Ludy visse la misera infanzia in un lager e per fortuna nella camera aveva il riscaldamento a gas gratis. Fu nel lager che compose i primi lieder che furono noti come laiger tanto per dare l’idea. Per fortuna gli americani lo liberarono dal lager e lui imparò a suonare la musica iazz. Fu l’inizio del suo calvario: il jazz non andava più di moda, ora erano in voga le canzoni di Mozart, prima tra tutte Lili Marlene. La fama di Mozart, che aveva inventato il Quartetto Cetra che suonava anche il contrabbasso, perseguitò Ludy da sempre.
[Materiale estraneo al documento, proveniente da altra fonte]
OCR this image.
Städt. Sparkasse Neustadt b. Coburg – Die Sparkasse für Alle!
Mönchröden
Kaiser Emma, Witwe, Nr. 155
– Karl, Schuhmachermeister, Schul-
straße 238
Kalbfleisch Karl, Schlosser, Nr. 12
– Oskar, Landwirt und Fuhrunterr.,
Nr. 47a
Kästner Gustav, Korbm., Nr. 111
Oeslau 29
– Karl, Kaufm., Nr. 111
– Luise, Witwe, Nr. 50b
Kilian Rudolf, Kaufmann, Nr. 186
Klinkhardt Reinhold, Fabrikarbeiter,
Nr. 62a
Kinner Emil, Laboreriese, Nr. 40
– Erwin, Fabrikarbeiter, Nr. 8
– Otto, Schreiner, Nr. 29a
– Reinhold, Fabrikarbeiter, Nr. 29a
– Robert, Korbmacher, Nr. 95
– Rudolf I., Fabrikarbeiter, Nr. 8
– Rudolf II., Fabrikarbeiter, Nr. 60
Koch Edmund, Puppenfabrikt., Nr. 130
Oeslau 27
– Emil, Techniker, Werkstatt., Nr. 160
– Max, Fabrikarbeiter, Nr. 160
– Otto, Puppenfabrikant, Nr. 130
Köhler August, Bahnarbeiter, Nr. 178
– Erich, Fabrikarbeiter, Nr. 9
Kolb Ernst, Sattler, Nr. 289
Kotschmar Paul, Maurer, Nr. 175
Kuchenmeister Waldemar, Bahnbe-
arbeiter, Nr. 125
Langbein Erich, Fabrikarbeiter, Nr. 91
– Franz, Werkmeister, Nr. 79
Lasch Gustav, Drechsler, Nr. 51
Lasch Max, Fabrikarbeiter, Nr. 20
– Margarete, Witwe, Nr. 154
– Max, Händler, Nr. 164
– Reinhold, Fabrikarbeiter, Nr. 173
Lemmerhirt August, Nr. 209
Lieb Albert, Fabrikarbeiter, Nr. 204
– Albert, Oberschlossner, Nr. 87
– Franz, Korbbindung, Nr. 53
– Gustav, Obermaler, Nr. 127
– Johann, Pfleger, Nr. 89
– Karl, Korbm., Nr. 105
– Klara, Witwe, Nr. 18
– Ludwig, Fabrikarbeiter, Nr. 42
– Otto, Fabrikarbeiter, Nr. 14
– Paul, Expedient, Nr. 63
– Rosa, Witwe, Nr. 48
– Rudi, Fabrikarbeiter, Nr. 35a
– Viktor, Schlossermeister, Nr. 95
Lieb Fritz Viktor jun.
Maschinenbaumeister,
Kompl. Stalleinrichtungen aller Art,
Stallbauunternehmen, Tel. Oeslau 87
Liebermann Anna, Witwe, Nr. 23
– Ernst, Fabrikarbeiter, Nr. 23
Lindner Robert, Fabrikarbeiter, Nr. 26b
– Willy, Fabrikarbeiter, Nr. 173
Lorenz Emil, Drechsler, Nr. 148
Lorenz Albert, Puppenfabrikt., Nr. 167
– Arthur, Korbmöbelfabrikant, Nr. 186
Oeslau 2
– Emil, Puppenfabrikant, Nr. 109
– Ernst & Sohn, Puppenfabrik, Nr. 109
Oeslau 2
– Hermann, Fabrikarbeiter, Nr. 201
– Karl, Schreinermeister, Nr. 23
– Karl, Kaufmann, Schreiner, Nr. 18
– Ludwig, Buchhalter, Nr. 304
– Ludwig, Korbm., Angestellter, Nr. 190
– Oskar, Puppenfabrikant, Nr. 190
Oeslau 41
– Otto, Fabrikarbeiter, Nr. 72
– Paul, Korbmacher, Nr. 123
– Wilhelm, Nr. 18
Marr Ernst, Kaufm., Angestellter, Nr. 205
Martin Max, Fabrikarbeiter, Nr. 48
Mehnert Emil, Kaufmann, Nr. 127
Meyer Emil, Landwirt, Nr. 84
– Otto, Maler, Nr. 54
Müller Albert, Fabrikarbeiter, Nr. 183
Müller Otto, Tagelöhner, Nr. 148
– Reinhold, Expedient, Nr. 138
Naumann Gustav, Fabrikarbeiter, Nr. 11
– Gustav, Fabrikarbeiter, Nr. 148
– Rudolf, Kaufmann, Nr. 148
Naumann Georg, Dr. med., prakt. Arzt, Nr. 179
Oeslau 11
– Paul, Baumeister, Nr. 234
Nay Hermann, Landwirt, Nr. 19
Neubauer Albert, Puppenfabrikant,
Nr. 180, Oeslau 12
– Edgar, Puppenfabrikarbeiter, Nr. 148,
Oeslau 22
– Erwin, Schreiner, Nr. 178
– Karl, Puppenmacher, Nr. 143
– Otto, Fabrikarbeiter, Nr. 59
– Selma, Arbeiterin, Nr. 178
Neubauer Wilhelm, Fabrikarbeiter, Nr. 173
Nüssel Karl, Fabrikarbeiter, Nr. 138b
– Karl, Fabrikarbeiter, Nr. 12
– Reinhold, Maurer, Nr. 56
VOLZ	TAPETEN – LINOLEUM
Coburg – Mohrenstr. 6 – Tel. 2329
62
Già da giovanissimo il babbo gli aveva detto che doveva diventare un secondo Mozart: aveva saputo che il padre di Mozart era vissuto alle spalle del figlio e lo stesso voleva fare lui. Invano Ludy diceva che voleva fare il sarto ma il padre gli disse che non aveva la stoffa. Allora Ludy, senza entusiasmo, decise, come è noto, alle note. Con qualche successo, ma solo tra gli armatori della musica sinfonica. Passarono gli anni, Ludy passa non volle sposarsi mai perché nessuna lo voleva, anche perché era spilorcio e chiedeva un sacco di soldi per suonare e nessuno lo pagava abbastanza perché era stonato e i pochi spettatori lo prendevano a fischi.
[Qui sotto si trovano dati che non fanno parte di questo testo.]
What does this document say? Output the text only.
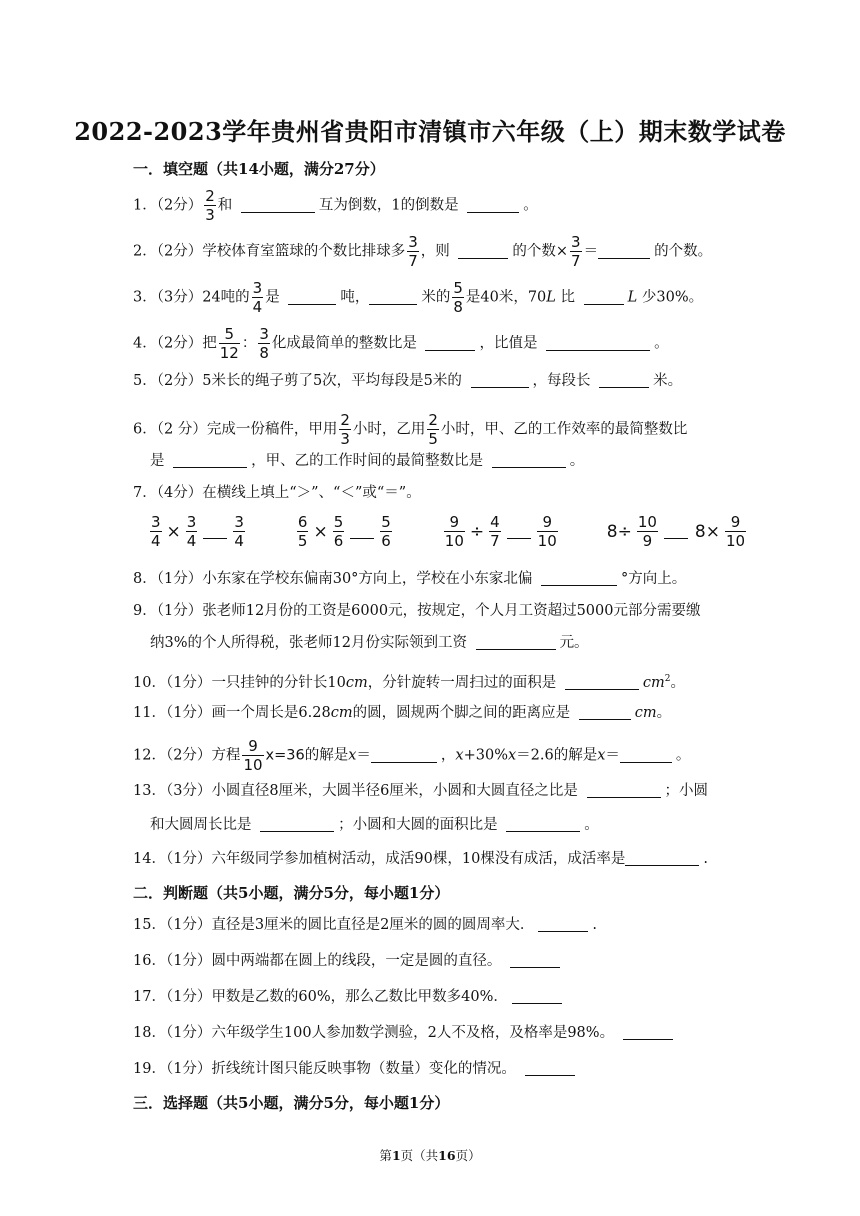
2022-2023学年贵州省贵阳市清镇市六年级（上）期末数学试卷
一．填空题（共14小题，满分27分）
1．（2分） $\frac{2}{3}$ 和	互为倒数，1的倒数是	。
2．（2分）学校体育室篮球的个数比排球多 $\frac{3}{7}$ ，则	的个数× $\frac{3}{7}$ ＝	的个数。
3．（3分）24吨的 $\frac{3}{4}$ 是	吨，	米的 $\frac{5}{8}$ 是40米，70L 比	L 少30%。
4．（2分）把 $\frac{5}{12}$ ： $\frac{3}{8}$ 化成最简单的整数比是	，比值是	。
5．（2分）5米长的绳子剪了5次，平均每段是5米的	，每段长	米。
6．（2 分）完成一份稿件，甲用 $\frac{2}{3}$ 小时，乙用 $\frac{2}{5}$ 小时，甲、乙的工作效率的最简整数比
是	，甲、乙的工作时间的最简整数比是	。
7．（4分）在横线上填上“＞”、“＜”或“＝”。
$\frac{3}{4} \times \frac{3}{4} \frac{3}{4}$	$\frac{6}{5} \times \frac{5}{6} \frac{5}{6}$	$\frac{9}{10} \div \frac{4}{7} \frac{9}{10}$	$8\div \frac{10}{9} 8\times \frac{9}{10}$
8．（1分）小东家在学校东偏南30°方向上，学校在小东家北偏	°方向上。
9．（1分）张老师12月份的工资是6000元，按规定，个人月工资超过5000元部分需要缴
纳3%的个人所得税，张老师12月份实际领到工资	元。
10．（1分）一只挂钟的分针长10cm，分针旋转一周扫过的面积是	$cm^2$。
11．（1分）画一个周长是6.28cm的圆，圆规两个脚之间的距离应是	cm。
12．（2分）方程 $\frac{9}{10} x=36$的解是x＝	，x+30%x＝2.6的解是x＝	。
13．（3分）小圆直径8厘米，大圆半径6厘米，小圆和大圆直径之比是	；小圆
和大圆周长比是	；小圆和大圆的面积比是	。
14．（1分）六年级同学参加植树活动，成活90棵，10棵没有成活，成活率是	.
二．判断题（共5小题，满分5分，每小题1分）
15．（1分）直径是3厘米的圆比直径是2厘米的圆的圆周率大．	.
16．（1分）圆中两端都在圆上的线段，一定是圆的直径。
17．（1分）甲数是乙数的60%，那么乙数比甲数多40%．
18．（1分）六年级学生100人参加数学测验，2人不及格，及格率是98%。
19．（1分）折线统计图只能反映事物（数量）变化的情况。
三．选择题（共5小题，满分5分，每小题1分）
第1页（共16页）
Provò a comporre qualcosa per Elisa, ma Elisa gli rise in faccia e gli disse che quella roba si studiava anche al primo anno di conservatorio. Non ebbe figli, per loro fortuna, e allora si prese cura del figlio di suo fratello, morto nella prima guerra tra non si sa chi. E trattò il nipote come fosse un figlio, picchiandolo continuamente ed obbligandolo a frustate a girare i fogli dello spartito. A un certo puntò il nipote che si era rotto le palle di essere trattato a quel modo pensò o lo ammazzo o mi ammazzo, poi scelse una via di mezzo e finse di ammazzarsi, sperando di suscitare compassione nello zio, che invece lo rinchiuse nella stanza a pane e vino come il Marcelino di cui alla canzone.
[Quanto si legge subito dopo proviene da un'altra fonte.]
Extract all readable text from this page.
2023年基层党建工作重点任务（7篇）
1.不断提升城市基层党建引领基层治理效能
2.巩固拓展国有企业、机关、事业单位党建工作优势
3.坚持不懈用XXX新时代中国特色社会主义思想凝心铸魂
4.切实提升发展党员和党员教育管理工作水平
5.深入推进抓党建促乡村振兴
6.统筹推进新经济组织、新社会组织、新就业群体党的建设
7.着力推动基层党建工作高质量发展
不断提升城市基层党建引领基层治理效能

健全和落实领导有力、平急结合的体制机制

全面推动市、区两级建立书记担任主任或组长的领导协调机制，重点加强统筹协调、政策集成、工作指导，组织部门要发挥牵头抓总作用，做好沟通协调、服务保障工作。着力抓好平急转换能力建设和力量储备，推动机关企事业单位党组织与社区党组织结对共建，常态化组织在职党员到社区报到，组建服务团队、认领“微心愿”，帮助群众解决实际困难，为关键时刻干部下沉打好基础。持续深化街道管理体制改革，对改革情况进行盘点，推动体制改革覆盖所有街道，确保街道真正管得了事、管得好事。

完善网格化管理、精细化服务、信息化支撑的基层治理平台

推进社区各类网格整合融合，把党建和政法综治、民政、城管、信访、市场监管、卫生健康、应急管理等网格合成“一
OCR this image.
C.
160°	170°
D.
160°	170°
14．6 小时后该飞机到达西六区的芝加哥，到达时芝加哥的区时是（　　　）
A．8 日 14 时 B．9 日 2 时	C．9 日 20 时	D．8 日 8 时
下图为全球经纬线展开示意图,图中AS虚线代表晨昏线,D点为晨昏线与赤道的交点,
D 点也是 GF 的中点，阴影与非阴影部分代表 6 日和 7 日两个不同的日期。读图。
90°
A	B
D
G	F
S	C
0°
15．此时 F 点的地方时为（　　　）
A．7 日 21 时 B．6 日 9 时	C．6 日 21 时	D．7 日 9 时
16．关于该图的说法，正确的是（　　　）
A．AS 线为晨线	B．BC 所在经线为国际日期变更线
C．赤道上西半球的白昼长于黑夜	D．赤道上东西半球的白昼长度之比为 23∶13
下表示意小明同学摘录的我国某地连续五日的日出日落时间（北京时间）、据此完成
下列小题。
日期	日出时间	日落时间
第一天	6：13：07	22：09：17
Gira che ti rigira, il nostro Ludy, battendo sempre gli stessi tasti, divenne abbastanza famoso, specie quando una sua canzone fece da colonna sonora ad Arancia Meccanica ed un altra, con lo stupido titolo di Inno alla Gloria, tipo inno di Mameli, fu suonata per celebrare l’Unione Europea. Ma vi rendete conto? Poi Ludy cominciò ad innervosirsi perché tutti facevano paragoni tra lui e Mozart: suonava a Lipsia e gli dicevano non c’è male, ma vuoi mettere Mozart. Suonava a Vienna e gli dicevano sì, sei bravino, ma Mozart era meglio.
Il colmo fu a Dresda quando un critico scrisse cha e copiava, e anche, male, Amedeo Mozart. Stanco di queste parole cattive decise da allora di fingersi sordo ma ci sentiva anche troppo bene. Un giorno, mentre assisteva come finto sordo, alla quarta sinfonia che aveva copiato da Salieri, perché Mozart era morto, ammazzato proprio da Salieri, un tizio che gli stava vicino, pensando che Ludy fosse sordo, disse che palle questa musica rivoglio i soldi del biglietto, Ludy gli si rivoltò contro e lo prese a cazzotti fino a ridurlo in fin dei conti.
Poi, per non far capire che era un finto sordo, urlò è stato lui a cominciare mi ha dato una spinta che quasi finivo nella buca dell’orchestra. Si finse sordo anche quando morì. E fu per lui una fortuna. Riuscì a fingere di non sentire neppure il discorso funebre rantolato da Angela Merkel.